Who this guide is for (and what you’ll get)
You just installed Junie, the AI coding agent in JetBrains IDE, and now it’s looking at you like a very smart assistant. If you want real results without wasting credits or patience, and if you want control and speed, this guide is for you.
In this piece, you will learn about a safe setup, a strong first prompt, and a simple loop: plan, review, run, and repeat. You will see how to save plans to a file, accept only the changes you want, and keep costs down.
First run, safely: the right guardrails
Your first decision is the mode. Ask Mode is mostly for reading and explaining, though the agent may still change the files. Junie can explore your project, trace dependencies, and outline a plan, but it cannot touch a single file.
Use it when you are meeting a new codebase or when you want to think out loud without side effects. It keeps your repo safe while you decide what should actually change.
Code Mode is for action. Junie proposes edits, runs commands, and shows diffs for your review. You stay in control: accept what is good, reject what is not, and move on. It works best when you already have a plan, and you want to make steady progress and have checkpoints instead of surprises.
Brave Mode skips all confirmations and just gets on with it. Save that for clean branches, spikes, and greenfield repos.
First productive prompt
Keep the first prompt short, clear, and testable. You need answers you can act on. Always follow up with the agent, but keep in mind that follow-ups use up your credits and become less effective after the seventh or eighth time.
Once a task is given to Junie, it scans the structure and integrations and identifies bottlenecks. Then, it forces the task to rank the improvements by their impact and effort.
Junie drafts a sequenced plan and writes it to PLAN.md in the repo root. Treat that file like code: commit it, review it, argue with it in a pull request if you must. A visible plan lowers risk because everyone can see the steps, not just the final diff.
Create a step-by-step implementation plan for the approved improvements. Group steps into sections (Preparation, Implementation, Tests, Verification, Rollback). For each task, include: goal, files to touch (paths), commands/tests to run, and acceptance checks. Keep tasks atomic (1–3 actions). Save the full plan to PLAN.md at the repo root. If the scope is too broad, focus on /server and /ui first. Do not edit code yet—planning only.
Run this prompt in Code Mode to create a PLAN.md file in the project.
Run with control: executing tasks like a pro
Turn on Code Mode when the plan looks sane and you’re on a clean branch. Point Junie at the first section in PLAN.md and let it work. You’ll see an execution log as it reads files, proposes edits, and runs commands. Think of this as supervised automation: Junie drives, and you ride shotgun with a big, friendly brake pedal.
Refer to the section in the file from the prompt.
When changes appear, open the diffs and act like an editor. Accept files that meet the goals and acceptance checks outlined in the plan, and reject the rest. Run tiny batches for risky changes and larger ones for boring refactors. Junie pauses after chunks and summarizes; if the plan is drifting, rewrite the next steps before continuing. Clean commits, small checkpoints, calm pulse.
Read that summary like a status report: did the work match the plan, or did reality push back? If the plan is drifting, rewrite the next steps in PLAN.md before continuing. It's better to make a small course correction now than to perform a heroic cleanup later.

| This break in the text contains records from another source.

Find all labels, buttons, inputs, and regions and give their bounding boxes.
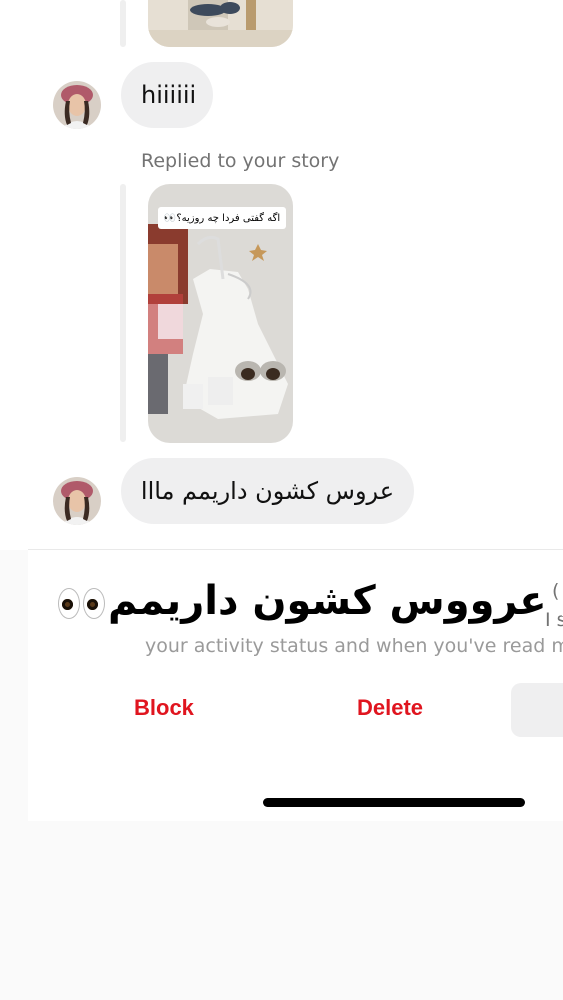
reply-indicator-line xyxy=(120,0,126,47)
block-button[interactable]: Block xyxy=(134,695,194,721)
message-bubble[interactable]: hiiiiii xyxy=(121,62,213,128)
eyes-emoji-icon xyxy=(58,588,105,619)
message-bubble[interactable]: عروس کشون داریمم مااا xyxy=(121,458,414,524)
sheet-description: your activity status and when you've rea… xyxy=(145,635,563,657)
eye-icon xyxy=(58,588,80,619)
message-text: hiiiiii xyxy=(141,81,197,109)
eye-icon xyxy=(83,588,105,619)
home-indicator xyxy=(263,798,525,807)
story-thumbnail[interactable]: اگه گفتی فردا چه روزیه؟👀 xyxy=(148,184,293,443)
overlay-caption: فردا عرووس کشون داریمم xyxy=(108,578,563,624)
sender-avatar[interactable] xyxy=(53,81,101,129)
story-thumbnail-previous[interactable] xyxy=(148,0,293,47)
dm-thread-screen: hiiiiii Replied to your story اگه گفتی ف… xyxy=(0,0,563,1000)
sender-avatar[interactable] xyxy=(53,477,101,525)
accept-button[interactable] xyxy=(511,683,563,737)
reply-indicator-line xyxy=(120,184,126,442)
replied-to-story-label: Replied to your story xyxy=(141,150,340,172)
message-text: عروس کشون داریمم مااا xyxy=(140,477,395,505)
story-caption: اگه گفتی فردا چه روزیه؟👀 xyxy=(158,207,286,229)
delete-button[interactable]: Delete xyxy=(357,695,423,721)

Models and “Think More”: pick the right combo for the job
There is a small button under Junie’s chat that changes everything. “Think More” tells the model to reason deeper. It usually writes better code and takes fewer detours, but it also spends more credits and time. Use it on hard problems, not on renaming a variable or tweaking a log line. Save the big brain for big choices.
Models behave differently with that toggle. With GPT-5, “Think More” often pays for itself: cleaner plans, fewer retries, stronger tests.

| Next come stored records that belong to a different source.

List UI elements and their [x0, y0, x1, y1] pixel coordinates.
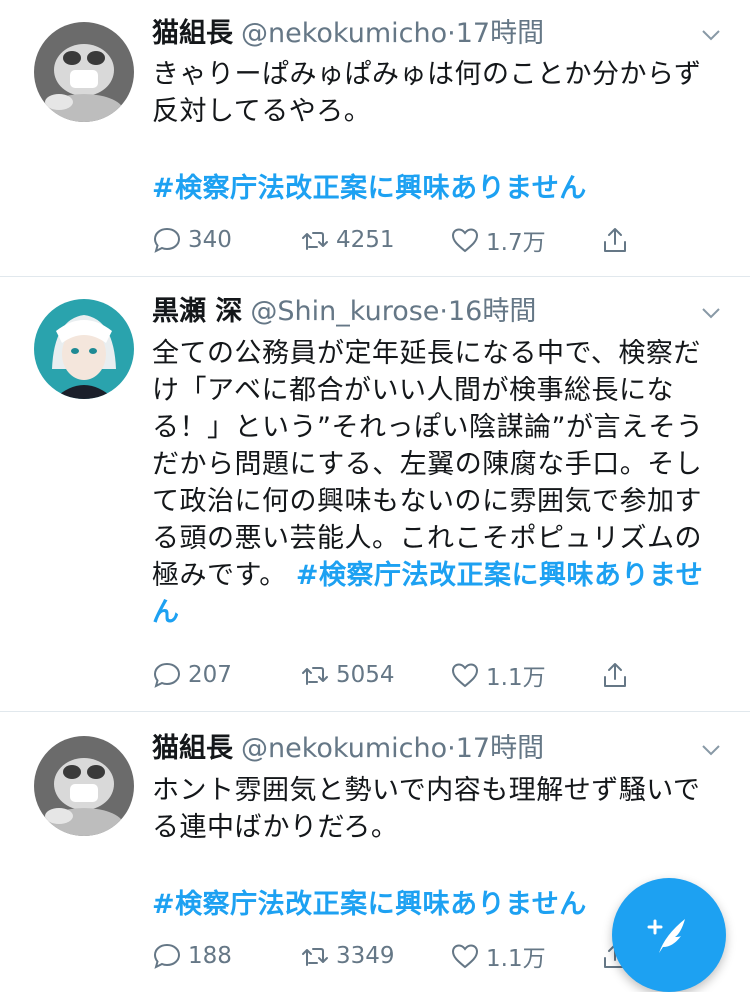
tweet-text-line: だから問題にする、左翼の陳腐な手口。そし	[152, 449, 703, 480]
retweet-icon	[302, 232, 328, 250]
reply-count: 188	[188, 943, 232, 969]
chevron-down-icon[interactable]	[700, 302, 722, 324]
display-name[interactable]: 猫組長	[152, 18, 233, 49]
avatar[interactable]	[34, 736, 134, 836]
hashtag-link[interactable]: #検察庁法改正案に興味ありません	[152, 170, 722, 207]
share-button[interactable]	[600, 222, 636, 258]
timestamp[interactable]: 17時間	[456, 18, 544, 49]
tweet-actions: 340 4251 1.7万	[152, 222, 652, 258]
tweet-1[interactable]: 猫組長 @nekokumicho·17時間 きゃりーぱみゅぱみゅは何のことか分から…	[0, 0, 750, 276]
retweet-button[interactable]: 4251	[300, 222, 395, 258]
retweet-count: 3349	[336, 943, 395, 969]
timestamp[interactable]: 17時間	[456, 733, 544, 764]
compose-tweet-icon	[647, 919, 685, 953]
user-handle[interactable]: @nekokumicho	[241, 18, 447, 49]
like-count: 1.1万	[486, 665, 546, 691]
cat-avatar-image	[34, 736, 134, 836]
hashtag-link-continued[interactable]: ん	[152, 594, 722, 631]
display-name[interactable]: 猫組長	[152, 733, 233, 764]
avatar[interactable]	[34, 299, 134, 399]
separator-dot: ·	[447, 18, 456, 49]
reply-icon	[153, 943, 181, 969]
tweet-text: きゃりーぱみゅぱみゅは何のことか分からず 反対してるやろ。	[152, 56, 722, 130]
reply-button[interactable]: 188	[152, 938, 232, 974]
chevron-down-icon[interactable]	[700, 24, 722, 46]
cat-avatar-image	[34, 22, 134, 122]
avatar[interactable]	[34, 22, 134, 122]
compose-tweet-button[interactable]	[612, 878, 726, 992]
hashtag-link[interactable]: #検察庁法改正案に興味ありませ	[296, 560, 703, 591]
like-count: 1.7万	[486, 230, 546, 256]
tweet-text: 全ての公務員が定年延長になる中で、検察だ け「アベに都合がいい人間が検事総長にな…	[152, 335, 722, 631]
separator-dot: ·	[447, 733, 456, 764]
reply-icon	[153, 662, 181, 688]
anime-avatar-image	[34, 299, 134, 399]
share-button[interactable]	[600, 657, 636, 693]
tweet-text-line: きゃりーぱみゅぱみゅは何のことか分からず	[152, 59, 702, 90]
tweet-text-segment: 極みです。	[152, 560, 287, 591]
tweet-text-line: 全ての公務員が定年延長になる中で、検察だ	[152, 338, 701, 369]
chevron-down-icon[interactable]	[700, 739, 722, 761]
like-button[interactable]: 1.1万	[450, 938, 546, 974]
reply-count: 340	[188, 227, 232, 253]
retweet-count: 5054	[336, 662, 395, 688]
tweet-actions: 188 3349 1.1万	[152, 938, 652, 974]
like-icon	[451, 944, 479, 969]
timestamp[interactable]: 16時間	[448, 296, 536, 327]
like-icon	[451, 228, 479, 253]
like-button[interactable]: 1.1万	[450, 657, 546, 693]
reply-button[interactable]: 340	[152, 222, 232, 258]
retweet-icon	[302, 948, 328, 966]
retweet-button[interactable]: 5054	[300, 657, 395, 693]
reply-count: 207	[188, 662, 232, 688]
retweet-button[interactable]: 3349	[300, 938, 395, 974]
tweet-text: ホント雰囲気と勢いで内容も理解せず騒いで る連中ばかりだろ。	[152, 772, 722, 846]
display-name[interactable]: 黒瀬 深	[152, 296, 242, 327]
tweet-2[interactable]: 黒瀬 深 @Shin_kurose·16時間 全ての公務員が定年延長になる中で、検…	[0, 277, 750, 711]
user-handle[interactable]: @Shin_kurose	[250, 296, 439, 327]
tweet-text-line: ホント雰囲気と勢いで内容も理解せず騒いで	[152, 775, 701, 806]
tweet-header: 黒瀬 深 @Shin_kurose·16時間	[152, 295, 536, 329]
tweet-text-line: る！」という”それっぽい陰謀論”が言えそう	[152, 412, 704, 443]
tweet-header: 猫組長 @nekokumicho·17時間	[152, 17, 544, 51]
reply-icon	[153, 227, 181, 253]
share-icon	[604, 228, 626, 252]
retweet-count: 4251	[336, 227, 395, 253]
like-button[interactable]: 1.7万	[450, 222, 546, 258]
like-icon	[451, 663, 479, 688]
tweet-text-line: け「アベに都合がいい人間が検事総長にな	[152, 375, 674, 406]
reply-button[interactable]: 207	[152, 657, 232, 693]
tweet-text-line: て政治に何の興味もないのに雰囲気で参加す	[152, 486, 702, 517]
tweet-text-line: 反対してるやろ。	[152, 96, 372, 127]
separator-dot: ·	[439, 296, 448, 327]
tweet-text-line: る頭の悪い芸能人。これこそポピュリズムの	[152, 523, 702, 554]
tweet-text-line: る連中ばかりだろ。	[152, 812, 399, 843]
tweet-header: 猫組長 @nekokumicho·17時間	[152, 732, 544, 766]
tweet-actions: 207 5054 1.1万	[152, 657, 652, 693]
user-handle[interactable]: @nekokumicho	[241, 733, 447, 764]
share-icon	[604, 663, 626, 687]
retweet-icon	[302, 667, 328, 685]
tweet-text-line: 極みです。 #検察庁法改正案に興味ありませ	[152, 557, 722, 594]
like-count: 1.1万	[486, 946, 546, 972]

Avoid credit burn: smart task hygiene
Long threads roast your credits. Every follow-up drags the whole conversation back into context. If your next request is not directly building on the current goal, start a fresh task. State the target, point to the exact files, and move on.
Keep prompts short and scoped. Say what to change and how you’ll check it. Use PLAN.md as the anchor when branching into new work and resetting drift with a new task when the thread goes fuzzy. Do not paste half the repo into the chat; let Junie read the codebase.
Precision beats volume every single time. If a run is getting expensive and vague, shrink the scope first, then adjust the model or toggle. Your bill and your sanity will say thank you.